Acute pijn | Chronische pijn |
---|---|
Treedt plots op en gaat relatief snel over | Duurt langer dan 3 maanden |
Veroorzaakt door letsel of schade | Niet altijd verbonden met het oorspronkelijke letsel |
Intensiteit is in verhouding met het letsel | Intensiteit staat niet meer in verhouding tot het letsel |
Locatie kan duidelijk worden aangegeven | Een op zichzelf staande ziekte |
Functioneert als bescherming en waarschuwing | Heeft geen beschermende of waarschuwende functie |
Kan meestal goed behandeld worden | Vaak moeilijk te behandelen |
Meest voorkomende locaties voor chronische pijn
Plaats | Percentage |
---|---|
Lage rug | 32 |
Bovenrug | 5 |
Nek | 8 |
Schouders | 9 |
Hoofd | 15 |
Knieën | 16 |
Heupen/dijen | 22 |
Polsen/handen | 6 |
Meest voorkomende oorzaken van chronische pijn
Patiënten kunnen omwille van verschillende redenen pijn hebben. De pijn kan bijvoorbeeld worden veroorzaakt door een (operatieve) ingreep, artritis, achteruitgang van gewrichten, botten of zenuwen, tumoren….

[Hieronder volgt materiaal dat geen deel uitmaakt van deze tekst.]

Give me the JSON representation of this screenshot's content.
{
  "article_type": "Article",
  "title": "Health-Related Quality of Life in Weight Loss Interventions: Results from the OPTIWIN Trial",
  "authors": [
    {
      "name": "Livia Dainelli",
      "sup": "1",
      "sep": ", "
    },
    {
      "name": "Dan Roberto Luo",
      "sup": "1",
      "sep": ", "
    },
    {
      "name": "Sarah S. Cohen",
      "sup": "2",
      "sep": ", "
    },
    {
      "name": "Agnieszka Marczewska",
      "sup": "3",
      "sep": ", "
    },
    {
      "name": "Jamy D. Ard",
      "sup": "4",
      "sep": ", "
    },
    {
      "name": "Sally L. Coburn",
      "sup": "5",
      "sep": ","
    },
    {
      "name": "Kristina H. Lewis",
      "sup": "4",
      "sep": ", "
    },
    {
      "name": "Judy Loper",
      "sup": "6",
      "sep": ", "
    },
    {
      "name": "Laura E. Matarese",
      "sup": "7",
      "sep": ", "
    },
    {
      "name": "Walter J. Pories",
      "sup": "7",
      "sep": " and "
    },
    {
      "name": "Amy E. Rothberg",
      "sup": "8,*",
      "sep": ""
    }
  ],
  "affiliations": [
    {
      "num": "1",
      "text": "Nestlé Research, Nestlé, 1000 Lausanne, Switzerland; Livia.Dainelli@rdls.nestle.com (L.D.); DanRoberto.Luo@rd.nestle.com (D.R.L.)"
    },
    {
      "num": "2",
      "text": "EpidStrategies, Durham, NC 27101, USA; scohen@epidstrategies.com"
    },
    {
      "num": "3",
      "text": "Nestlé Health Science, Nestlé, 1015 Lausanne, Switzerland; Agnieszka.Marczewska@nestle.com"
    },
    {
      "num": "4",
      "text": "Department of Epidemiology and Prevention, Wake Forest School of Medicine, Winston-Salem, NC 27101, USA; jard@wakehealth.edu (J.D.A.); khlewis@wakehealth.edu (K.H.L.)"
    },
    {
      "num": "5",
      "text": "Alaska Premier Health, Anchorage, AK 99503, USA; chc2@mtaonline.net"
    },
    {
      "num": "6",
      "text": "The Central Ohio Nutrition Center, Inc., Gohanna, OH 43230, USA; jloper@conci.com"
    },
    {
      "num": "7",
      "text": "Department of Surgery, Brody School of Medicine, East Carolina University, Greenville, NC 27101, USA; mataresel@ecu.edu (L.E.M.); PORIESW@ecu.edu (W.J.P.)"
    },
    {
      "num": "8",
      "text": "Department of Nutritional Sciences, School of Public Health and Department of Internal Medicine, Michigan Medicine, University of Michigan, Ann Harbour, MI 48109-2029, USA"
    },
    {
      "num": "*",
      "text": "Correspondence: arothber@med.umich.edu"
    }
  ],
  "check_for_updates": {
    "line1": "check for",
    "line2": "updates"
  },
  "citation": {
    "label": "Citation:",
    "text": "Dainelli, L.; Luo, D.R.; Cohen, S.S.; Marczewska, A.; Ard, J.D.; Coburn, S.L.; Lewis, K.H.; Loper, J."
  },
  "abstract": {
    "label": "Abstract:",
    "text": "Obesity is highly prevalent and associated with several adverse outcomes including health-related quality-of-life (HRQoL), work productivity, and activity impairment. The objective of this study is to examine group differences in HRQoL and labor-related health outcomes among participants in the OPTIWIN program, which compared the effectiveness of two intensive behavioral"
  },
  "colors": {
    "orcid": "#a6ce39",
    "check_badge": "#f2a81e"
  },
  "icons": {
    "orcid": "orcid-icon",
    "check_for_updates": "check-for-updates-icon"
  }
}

De meest voorkomende redenen van chronische pijn zijn:
• Artrose is de meest voorkomende aandoening van alle gewrichtsaandoeningen, bedraagt de helft van alle reumatische aandoeningen en is één van de meest voorkomende redenen voor een pijnstillende behandeling. De acute pijn van artrose in een beginstadium zwakt gewoonlijk af na een jaar, maar kan terugkeren en chronisch worden als het betrokken gewricht overbelast is.

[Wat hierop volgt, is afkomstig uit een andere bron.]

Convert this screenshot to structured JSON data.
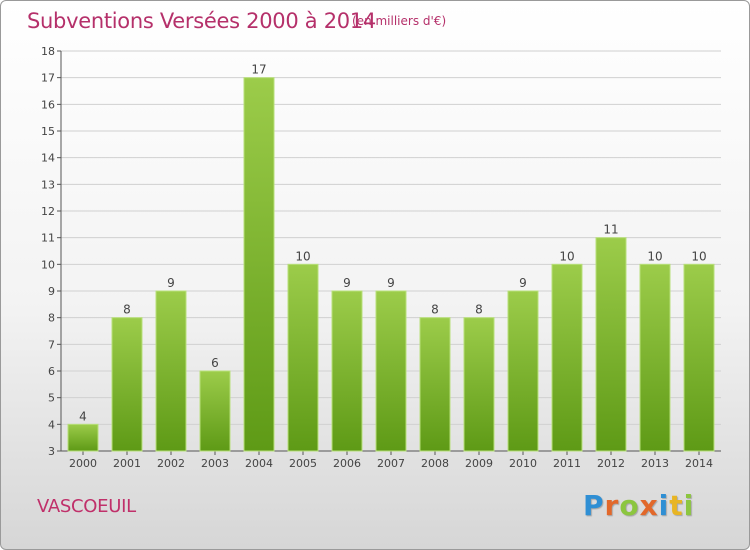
{
  "header": {
    "title": "Subventions Versées 2000 à 2014",
    "unit": "(en milliers d'€)"
  },
  "footer": {
    "commune": "VASCOEUIL",
    "logo_letters": [
      "P",
      "r",
      "o",
      "x",
      "i",
      "t",
      "i"
    ]
  },
  "colors": {
    "title": "#b5306a",
    "bar_top": "#9ccc4a",
    "bar_bottom": "#5e9a16",
    "grid": "#d0d0d0",
    "axis": "#555555"
  },
  "chart_data": {
    "type": "bar",
    "title": "Subventions Versées 2000 à 2014",
    "xlabel": "",
    "ylabel": "",
    "categories": [
      "2000",
      "2001",
      "2002",
      "2003",
      "2004",
      "2005",
      "2006",
      "2007",
      "2008",
      "2009",
      "2010",
      "2011",
      "2012",
      "2013",
      "2014"
    ],
    "values": [
      4,
      8,
      9,
      6,
      17,
      10,
      9,
      9,
      8,
      8,
      9,
      10,
      11,
      10,
      10
    ],
    "ylim": [
      3,
      18
    ],
    "yticks": [
      3,
      4,
      5,
      6,
      7,
      8,
      9,
      10,
      11,
      12,
      13,
      14,
      15,
      16,
      17,
      18
    ],
    "grid": true,
    "data_labels": true
  }
}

• Rugpijn is geen ziekte op zich maar het symptoom van veel verschillende soorten onderliggende ziekten. De oorzaken van rugpijn zijn onder andere artrose, osteoporose, hernia van de tussenwervelschijf of spierverrekkingen. In veel gevallen kan de echte oorzaak van de rugpijn niet definitief worden vastgesteld. De precieze diagnose van rugpijn is moeilijk omdat er een waaier aan symptomen bestaat. Rugpijn kan zowel nociceptieve (door weefselschade) als neuropathische (door schade aan de zenuwvezels) componenten hebben.

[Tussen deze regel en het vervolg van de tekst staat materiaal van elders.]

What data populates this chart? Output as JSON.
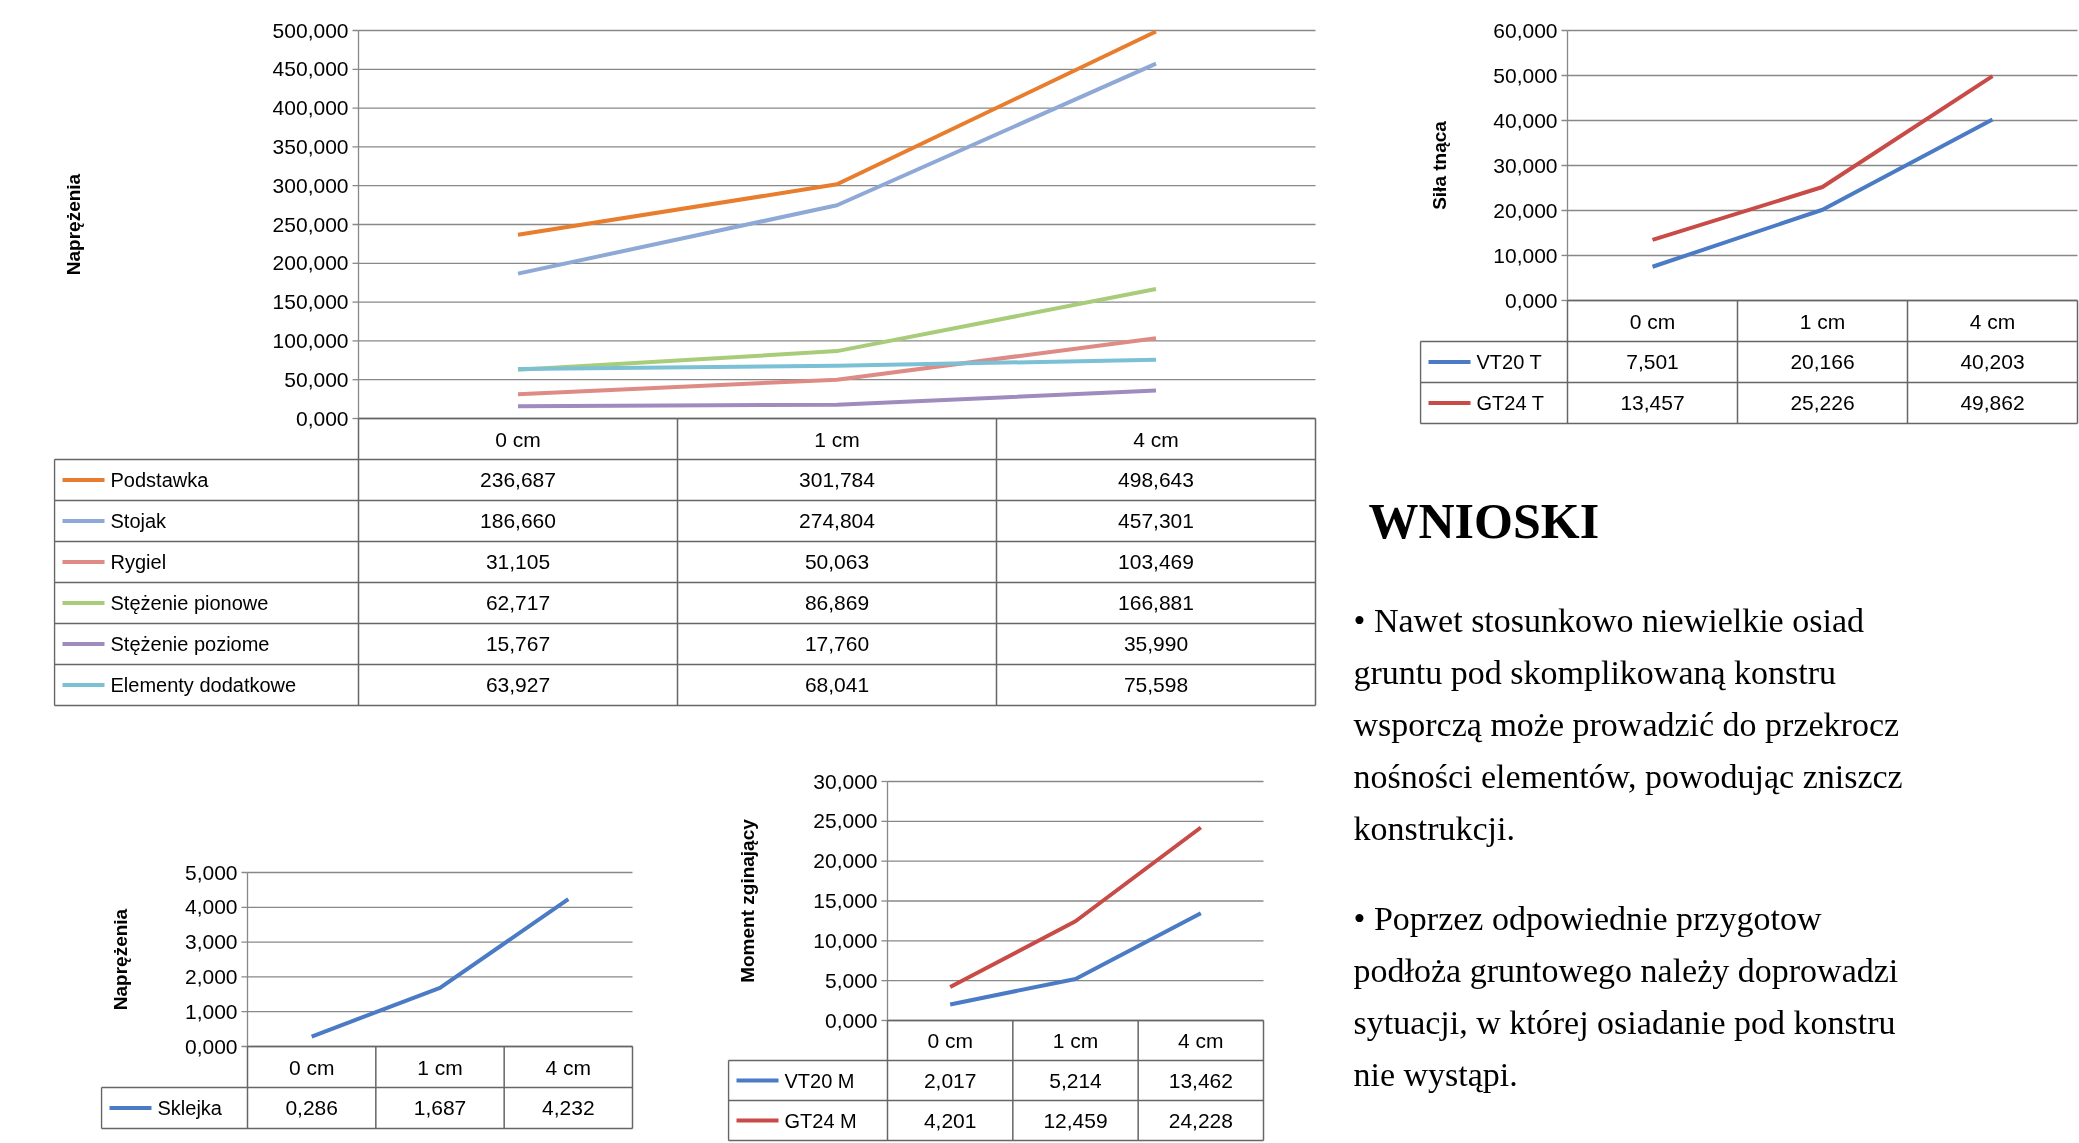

• Kankergerelateerde pijn is een gevolg van de behandeling van kanker of van de kanker zelf. Kankergerelateerde pijn hangt af van het soort kanker, het stadium van de ziekte en van de pijndrempel (de mate waarin de pijn wordt verdragen) van de kankerpatiënt. Deze pijn is meestal te wijten aan de samendrukking of infiltratie van holle organen, zachte weefsels, beenderen of zenuwen. Maar de pijn kan ook worden veroorzaakt door de behandeling of door de testen die worden uitgevoerd om de kanker op te sporen.
Moeilijke behandeling
Omdat het dikwijls moeilijk is om de preciese oorzaak of de verschillende mechanismen die de pijn veroorzaken vast te stellen, is chronische pijn vaak moeilijk te behandelen en worden patiënten met ernstige chronische pijn vaak onvoldoende behandeld. Vooral voor niet-kankergerelateerde pijnindicaties is er nog steeds een beperkte toegang tot krachtige geneesmiddelen. Hoewel ze niet bedoeld zijn voor langdurig gebruik, worden de meeste patiënten met chronische pijn gedurende lange perioden behandeld met niet-opioïde analgetica. De niet steroïdale ontstekingsremmers (NSAID’s) worden hierbij het meest gebruikt. Bovendien wordt de behandeling vaak beperkt door de bijwerkingen. Dit is vooral het geval bij sterke opioïden.